Os dados divulgados pelo INE – Instituto Nacional de Estatística e pelo BdP – Banco de Portugal confirmam a importância do setor na economia portuguesa. De acordo com os dados do último boletim estatístico do INE, até setembro de 2016, as dormidas de estrangeiros, em Portugal, situaram-se nos 30,7 milhões, lideradas pelo Reino Unido (com 7,4 milhões), logo seguido pela Alemanha (com 4,1 milhões). As dormidas dos portugueses ascenderam neste período a 12,4 milhões (+4.5 % que em 2015).

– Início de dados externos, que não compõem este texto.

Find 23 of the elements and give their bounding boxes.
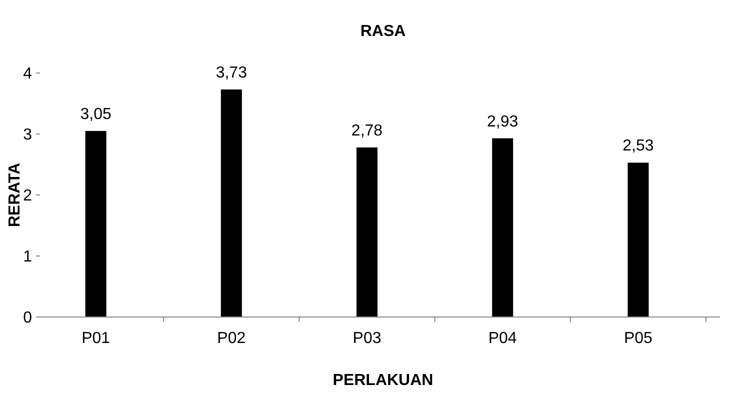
y-tick-label: 1	[23, 248, 32, 266]
y-tick-label: 2	[23, 188, 32, 205]
x-axis-title: PERLAKUAN	[332, 372, 434, 389]
y-tick-label: 3	[23, 126, 32, 144]
bar	[492, 138, 514, 317]
x-tick-label: P05	[624, 330, 653, 347]
y-tick-label: 0	[23, 310, 32, 327]
bar	[220, 89, 242, 317]
data-label: 3,05	[80, 106, 112, 123]
x-tick-label: P01	[82, 330, 110, 347]
data-label: 2,53	[622, 138, 654, 155]
bar	[628, 162, 649, 317]
chart-title: RASA	[360, 23, 406, 40]
y-tick-label: 4	[23, 66, 32, 83]
bar	[356, 147, 378, 317]
bar	[85, 130, 106, 317]
y-axis-title: RERATA	[6, 162, 24, 228]
data-label: 3,73	[216, 64, 248, 82]
data-label: 2,93	[487, 113, 518, 130]
x-tick-label: P04	[488, 330, 517, 347]
x-tick-label: P03	[352, 330, 382, 347]
data-label: 2,78	[351, 122, 383, 140]
x-tick-label: P02	[217, 330, 246, 347]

Já os dados do Banco de Portugal refletem a boa performance do turismo em Portugal, com as Receitas Turísticas a consolidarem-se nos 9,7 mil milhões de euros, representando um crescimento de 9,5%, face ao período homólogo de 2015.

Os números referentes ao verão foram assinaláveis e Luís Araújo, presidente do Turismo de Portugal, refere que “comparando com o ano transato, verificamos que nos meses tipicamente de verão, entre julho e setembro, todas as variáveis cresceram:  mais 6,0% de dormidas (20,0 milhões), mais 6,6% de hóspedes (6,5 milhões) e mais 9,3% de receitas (4,7 mil milhões de euros)”.

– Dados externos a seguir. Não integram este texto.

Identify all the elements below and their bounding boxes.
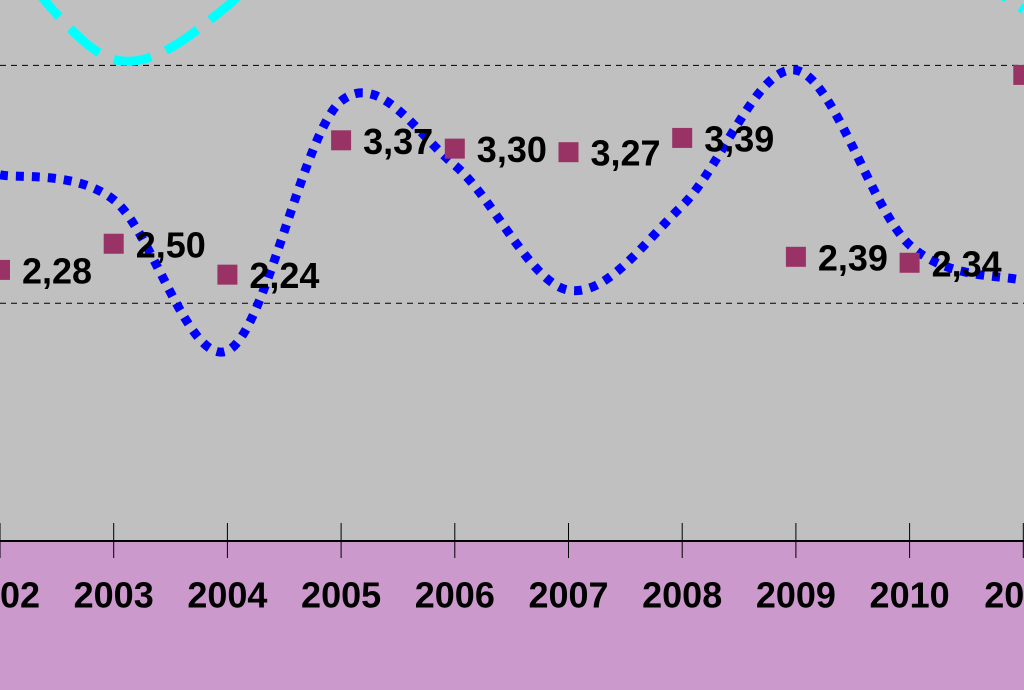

O presidente do Turismo de Portugal reforça ainda que “todos os indicadores relevantes estão a crescer de forma substancial e de modo sustentado. Devemos, por isso, estar todos orgulhosos do nosso trabalho. E, quando digo todos, são mesmo todos: setor público, privado, regiões, delegações no estrangeiro, hoteleiros, agentes de viagens, animação turística e até as pessoas que, não estando de modo direto ligadas ao turismo, são responsáveis por alguma atividade que interage com os turistas. E chegámos aqui porque todos conseguimos criar uma consciência do turismo e trabalhar nos pontos essenciais: a captação de turistas, a qualidade da oferta melhorando e diversificando a experiência proporcionada e a fidelização. Em 2017 trabalharemos para que as empresas portuguesas se tornem ainda mais competitivas, sólidas e inovadoras; com o claro objetivo de induzir mais crescimento neste que é um setor tão importante para a economia portuguesa” conclui.

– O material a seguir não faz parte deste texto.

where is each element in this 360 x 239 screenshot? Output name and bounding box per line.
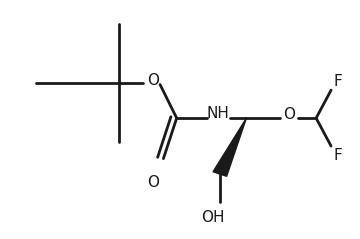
Text: O: O xyxy=(148,73,159,88)
Text: O: O xyxy=(284,107,296,122)
Text: F: F xyxy=(333,74,342,89)
Polygon shape xyxy=(213,118,246,176)
Text: O: O xyxy=(148,175,159,190)
Text: F: F xyxy=(333,148,342,163)
Text: NH: NH xyxy=(207,106,230,121)
Text: OH: OH xyxy=(202,210,225,225)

Entre janeiro e setembro, a procura foi impulsionada pelos mercados europeus consolidados – Reino Unido, Alemanha, Espanha e França. Até setembro de 2016 os cinco principais mercados para Portugal concentraram 60% do total de dormidas de estrangeiros. De destacar ainda o forte crescimento dos Estados Unidos, +154 mil dormidas, (+20,6% relativamente a 2015) demostrando o aumento da eficácia da mensagem comunicacional de Portugal e a forte aposta neste mercado.

Finalmente destacam-se os valores do Rendimento Médio por Quarto Disponível (RevPar) que evidenciam importantes taxas de crescimento no período Janeiro a Setembro. O crescimento a dois dígitos deste indicador (+12,7%) de forma superior ao crescimento do número de hóspedes (+ 9,2%) evidencia o excelente desempenho das empresas nacionais.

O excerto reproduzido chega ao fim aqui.